Nach Überzeugung des Landgerichts wollte das Geschwisterpaar Blutrache für den Mord an seinem Bruder, dem Ex-Box-Profi Besar Nimani, üben, in dem sie versuchten, Familienangehörige des seinerzeit wegen der Tat Angeklagten zu töten. Der Vorsitzende Richter sprach in seiner Begründung von einem «Akt der Selbstjustiz». Insbesondere der 41-Jährige habe das Recht selbst in die Hand nehmen und die Macht seiner Familie demonstrieren wollen. 

Vier Menschen waren durch die Schüsse verletzt worden. Lebensgefährliche Verletzungen trugen dabei der Bruder und der Vater des seinerzeit angeklagten Schützen im Mordfall Nimani davon. Dass sie überlebten, hätten beide nur dem Zufall zu verdanken, so das Gericht. 

Schüsse aus dem Hinterhalt

Der Bruder des Geschwisterpaares, der ehemalige Mittelgewichtsboxer Besar Nimani, war im März 2024 im Alter von 38 Jahren in der Bielefelder Fußgängerzone mit 16 Schüssen getötet worden.

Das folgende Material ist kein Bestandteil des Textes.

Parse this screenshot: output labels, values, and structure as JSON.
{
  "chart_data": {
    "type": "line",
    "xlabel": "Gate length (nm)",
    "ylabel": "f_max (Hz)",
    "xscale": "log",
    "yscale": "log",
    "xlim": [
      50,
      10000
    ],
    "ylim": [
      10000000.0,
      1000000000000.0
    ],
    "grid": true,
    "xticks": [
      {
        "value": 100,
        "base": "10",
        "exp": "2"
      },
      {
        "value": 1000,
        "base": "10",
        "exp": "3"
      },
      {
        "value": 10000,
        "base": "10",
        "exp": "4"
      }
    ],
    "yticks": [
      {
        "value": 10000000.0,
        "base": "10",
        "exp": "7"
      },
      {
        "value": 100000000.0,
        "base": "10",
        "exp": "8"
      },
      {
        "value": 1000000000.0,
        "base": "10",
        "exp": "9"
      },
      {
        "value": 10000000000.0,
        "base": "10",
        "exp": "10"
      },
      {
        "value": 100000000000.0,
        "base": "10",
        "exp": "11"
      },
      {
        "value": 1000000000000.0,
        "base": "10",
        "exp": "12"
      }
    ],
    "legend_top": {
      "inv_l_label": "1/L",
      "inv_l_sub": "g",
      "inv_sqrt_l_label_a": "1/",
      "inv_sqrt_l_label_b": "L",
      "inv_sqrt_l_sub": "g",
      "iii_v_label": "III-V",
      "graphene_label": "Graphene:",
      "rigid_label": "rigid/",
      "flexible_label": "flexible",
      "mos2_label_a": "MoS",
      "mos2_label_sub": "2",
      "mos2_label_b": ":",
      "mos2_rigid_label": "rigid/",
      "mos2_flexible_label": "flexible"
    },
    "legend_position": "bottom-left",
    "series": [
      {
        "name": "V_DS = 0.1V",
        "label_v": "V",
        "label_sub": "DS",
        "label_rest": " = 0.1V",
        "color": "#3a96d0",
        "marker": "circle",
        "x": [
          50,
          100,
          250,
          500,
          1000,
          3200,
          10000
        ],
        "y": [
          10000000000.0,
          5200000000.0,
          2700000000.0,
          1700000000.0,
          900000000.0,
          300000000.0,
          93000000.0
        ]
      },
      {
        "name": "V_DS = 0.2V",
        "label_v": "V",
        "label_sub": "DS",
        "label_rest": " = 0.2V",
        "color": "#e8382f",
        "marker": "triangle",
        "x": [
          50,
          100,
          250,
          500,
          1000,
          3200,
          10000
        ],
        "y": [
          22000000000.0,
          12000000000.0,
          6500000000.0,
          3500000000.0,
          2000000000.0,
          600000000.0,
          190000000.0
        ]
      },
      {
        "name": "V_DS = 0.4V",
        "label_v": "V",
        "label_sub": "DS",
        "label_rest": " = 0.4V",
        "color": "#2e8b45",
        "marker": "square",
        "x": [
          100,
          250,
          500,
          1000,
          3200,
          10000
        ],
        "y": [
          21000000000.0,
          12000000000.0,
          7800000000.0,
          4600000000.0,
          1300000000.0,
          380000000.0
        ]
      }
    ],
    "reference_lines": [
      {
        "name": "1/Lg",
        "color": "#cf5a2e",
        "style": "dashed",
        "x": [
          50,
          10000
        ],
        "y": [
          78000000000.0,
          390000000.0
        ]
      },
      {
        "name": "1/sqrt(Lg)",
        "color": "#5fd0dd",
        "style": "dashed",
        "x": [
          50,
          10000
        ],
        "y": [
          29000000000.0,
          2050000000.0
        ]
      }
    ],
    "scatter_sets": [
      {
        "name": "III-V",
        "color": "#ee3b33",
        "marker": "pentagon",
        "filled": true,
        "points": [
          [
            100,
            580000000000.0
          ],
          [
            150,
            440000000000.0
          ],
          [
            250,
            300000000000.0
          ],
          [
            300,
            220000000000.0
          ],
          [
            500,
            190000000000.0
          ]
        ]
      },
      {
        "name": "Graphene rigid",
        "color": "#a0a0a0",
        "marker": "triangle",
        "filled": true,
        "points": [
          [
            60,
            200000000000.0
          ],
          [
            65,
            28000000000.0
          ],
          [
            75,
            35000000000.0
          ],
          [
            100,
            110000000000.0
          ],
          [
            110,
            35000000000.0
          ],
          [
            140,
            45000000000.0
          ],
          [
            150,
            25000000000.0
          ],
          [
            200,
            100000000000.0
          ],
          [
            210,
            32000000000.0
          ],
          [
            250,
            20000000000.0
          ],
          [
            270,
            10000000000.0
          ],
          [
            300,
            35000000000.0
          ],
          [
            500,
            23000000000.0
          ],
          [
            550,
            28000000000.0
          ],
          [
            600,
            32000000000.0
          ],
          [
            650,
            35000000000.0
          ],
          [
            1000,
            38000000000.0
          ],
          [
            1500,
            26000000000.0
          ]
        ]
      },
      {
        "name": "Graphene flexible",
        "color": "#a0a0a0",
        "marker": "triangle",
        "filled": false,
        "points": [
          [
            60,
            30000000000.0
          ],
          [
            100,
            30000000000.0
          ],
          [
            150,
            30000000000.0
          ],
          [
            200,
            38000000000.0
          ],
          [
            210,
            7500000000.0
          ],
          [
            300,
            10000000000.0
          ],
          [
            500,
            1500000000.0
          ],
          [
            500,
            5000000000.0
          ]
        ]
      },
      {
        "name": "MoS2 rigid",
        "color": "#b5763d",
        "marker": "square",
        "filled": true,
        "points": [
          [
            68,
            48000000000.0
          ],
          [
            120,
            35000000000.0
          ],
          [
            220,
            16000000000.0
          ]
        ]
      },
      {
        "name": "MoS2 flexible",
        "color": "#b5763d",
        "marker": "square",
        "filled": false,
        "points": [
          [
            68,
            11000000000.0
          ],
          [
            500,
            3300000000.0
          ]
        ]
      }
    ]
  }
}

Das Mord-Urteil gegen den einen der beiden Schützen ist noch nicht rechtskräftig. Nach einem zweiten Tatverdächtigen wird bis heute gesucht. Das Motiv für die Tat konnte bislang nicht geklärt werden. 

Die Schüsse in unmittelbarer Nähe des Landgerichts fielen Ende Februar, nachdem zuvor am Landgericht im Prozess um den Tod des Boxprofis der dritte Verhandlungstag zu Ende gegangen war. Der Angeklagte hatte nach Überzeugung der Kammer das Feuer aus einem Hinterhalt auf Familienangehörige des später wegen Mordes Verurteilten eröffnet. 

Gericht: Schwester wollte Tat vollenden

Die nun angeklagte 34-Jährige hat nach Überzeugung des Gerichts wenig später aus einem fahrenden Auto auf ein bereits angeschossenes Opfer geschossen, um das Werk ihres Bruders zu vollenden, wie der Vorsitzende Richter sagte.

Der 41-jährige Angeklagte hatte vor Gericht eingeräumt, geschossen zu haben. Er hatte allerdings angegeben, dass er seine Opfer nur verletzten wollte. Nach Darstellung der Verteidiger hatten sich die Angeklagten seit Jahren durch die andere Familie massiv bedroht gefühlt.